Таким образом, литературная работа Гоголя за это время (1837–1842) шла одновременно в двух направлениях: он шел вперед – писал свой роман и делал еще кое-какие попытки разработать новые сюжеты – и одновременно оглядывался назад и исправлял старое. Но если в самом порядке работы никакой системы не было, то в общем направлении этой непоследовательной работы можно заметить очень определенную художническую тенденцию. За весь этот период времени в творчестве Гоголя реализм берет решительный перевес и проявляется во всей своей силе как в новых, задуманных и частью выполненных планах, так равно и в переделках старого. Только к концу этого времени подмечается вновь стремление художника внести в свои творения хорошо нам знакомое субъективно-романтическое настроение, которое сказывается, например, в лирических местах «Мертвых душ» и в последних главах переработанного «Тараса Бульбы». Но прежде чем это настроение заволокло совсем и навсегда душу писателя (а это случилось приблизительно в середине 40-х годов), художник успел в период, о котором говорим мы (1837–1842), создать вновь и закончить несколько образцовых произведений, которые спасли его имя как великого писателя. И все эти произведения были созданы в стиле строгого реализма.

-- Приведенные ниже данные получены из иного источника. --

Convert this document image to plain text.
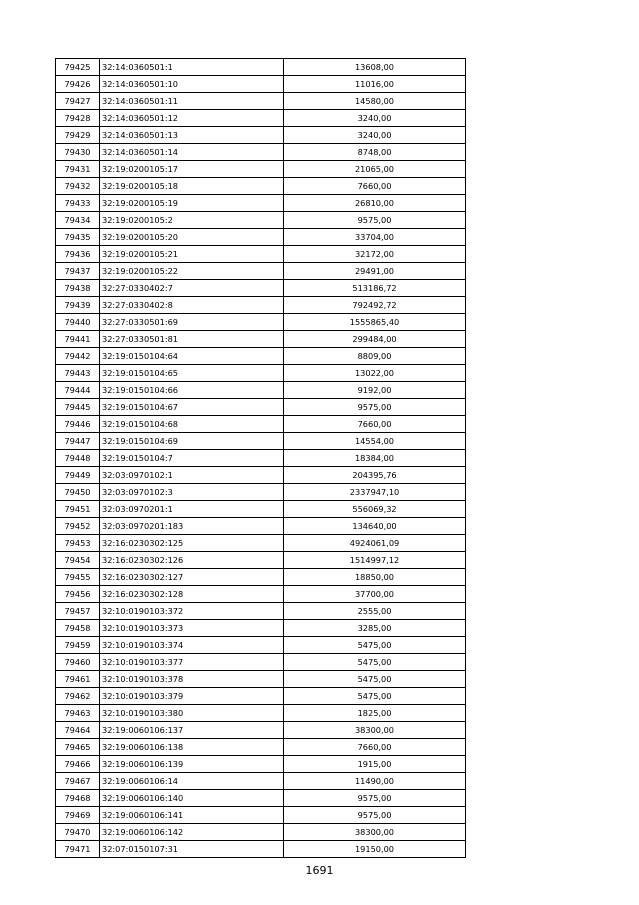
79425	32:14:0360501:1	13608,00
79426	32:14:0360501:10	11016,00
79427	32:14:0360501:11	14580,00
79428	32:14:0360501:12	3240,00
79429	32:14:0360501:13	3240,00
79430	32:14:0360501:14	8748,00
79431	32:19:0200105:17	21065,00
79432	32:19:0200105:18	7660,00
79433	32:19:0200105:19	26810,00
79434	32:19:0200105:2	9575,00
79435	32:19:0200105:20	33704,00
79436	32:19:0200105:21	32172,00
79437	32:19:0200105:22	29491,00
79438	32:27:0330402:7	513186,72
79439	32:27:0330402:8	792492,72
79440	32:27:0330501:69	1555865,40
79441	32:27:0330501:81	299484,00
79442	32:19:0150104:64	8809,00
79443	32:19:0150104:65	13022,00
79444	32:19:0150104:66	9192,00
79445	32:19:0150104:67	9575,00
79446	32:19:0150104:68	7660,00
79447	32:19:0150104:69	14554,00
79448	32:19:0150104:7	18384,00
79449	32:03:0970102:1	204395,76
79450	32:03:0970102:3	2337947,10
79451	32:03:0970201:1	556069,32
79452	32:03:0970201:183	134640,00
79453	32:16:0230302:125	4924061,09
79454	32:16:0230302:126	1514997,12
79455	32:16:0230302:127	18850,00
79456	32:16:0230302:128	37700,00
79457	32:10:0190103:372	2555,00
79458	32:10:0190103:373	3285,00
79459	32:10:0190103:374	5475,00
79460	32:10:0190103:377	5475,00
79461	32:10:0190103:378	5475,00
79462	32:10:0190103:379	5475,00
79463	32:10:0190103:380	1825,00
79464	32:19:0060106:137	38300,00
79465	32:19:0060106:138	7660,00
79466	32:19:0060106:139	1915,00
79467	32:19:0060106:14	11490,00
79468	32:19:0060106:140	9575,00
79469	32:19:0060106:141	9575,00
79470	32:19:0060106:142	38300,00
79471	32:07:0150107:31	19150,00
1691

Ознакомимся же поближе с литературной работой Гоголя за это время наибольшего расцвета его таланта – наибольшего потому, что именно в эти годы он довел до художественного совершенства все свои комедии, создал первую часть «Мертвых душ», написал свой самый глубокий по замыслу рассказ «Шинель» и исправил все художественные недочеты двух лучших своих повестей: «Портрет» и «Тарас Бульба».

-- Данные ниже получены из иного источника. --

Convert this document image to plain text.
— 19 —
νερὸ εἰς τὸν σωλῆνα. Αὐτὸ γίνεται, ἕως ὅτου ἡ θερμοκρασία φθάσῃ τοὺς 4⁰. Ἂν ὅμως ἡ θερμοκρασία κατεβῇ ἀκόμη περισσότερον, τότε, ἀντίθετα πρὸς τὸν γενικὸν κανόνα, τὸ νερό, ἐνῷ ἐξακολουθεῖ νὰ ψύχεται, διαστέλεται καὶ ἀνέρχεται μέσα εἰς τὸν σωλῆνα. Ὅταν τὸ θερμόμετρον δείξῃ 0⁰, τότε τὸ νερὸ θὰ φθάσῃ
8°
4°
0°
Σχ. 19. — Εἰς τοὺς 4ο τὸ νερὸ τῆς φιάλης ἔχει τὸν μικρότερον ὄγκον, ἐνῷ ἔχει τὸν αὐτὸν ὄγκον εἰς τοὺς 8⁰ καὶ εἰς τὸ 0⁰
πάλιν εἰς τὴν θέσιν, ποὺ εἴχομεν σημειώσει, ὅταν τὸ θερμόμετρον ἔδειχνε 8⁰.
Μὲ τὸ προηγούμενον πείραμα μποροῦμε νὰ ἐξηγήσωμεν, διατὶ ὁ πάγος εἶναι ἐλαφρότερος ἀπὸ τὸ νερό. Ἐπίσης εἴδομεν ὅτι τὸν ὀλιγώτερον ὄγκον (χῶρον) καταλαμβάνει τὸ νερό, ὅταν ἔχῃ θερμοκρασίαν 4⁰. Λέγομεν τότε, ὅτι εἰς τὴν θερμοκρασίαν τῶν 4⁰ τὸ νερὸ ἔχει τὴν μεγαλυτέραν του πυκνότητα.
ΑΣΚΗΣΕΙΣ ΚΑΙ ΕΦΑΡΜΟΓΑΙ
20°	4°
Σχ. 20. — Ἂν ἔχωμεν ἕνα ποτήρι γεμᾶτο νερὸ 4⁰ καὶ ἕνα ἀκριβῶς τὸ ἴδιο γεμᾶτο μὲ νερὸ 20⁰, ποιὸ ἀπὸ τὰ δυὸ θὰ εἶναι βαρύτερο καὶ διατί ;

Первое, что должно отметить в истории развития его приемов мастерства за этот период, – это полную неудачу всех попыток создать что-либо новое в прежнем романтическом стиле.
А Гоголь, живя за границей в 1837–1842 годах, делал такие попытки. Если не считать какого-то грандиозного, неизвестно в чем заключавшегося «Левиафана», над которым он думал в Париже еще в 1836 году – и «священная дрожь пробирала его заранее, и он вкушал божественные минуты», – то бессилие романтического миросозерцания покорить себе его творчество в эти годы лучше всего подтверждается неудачей двух литературных планов, к которым очень лежало тогда его сердце.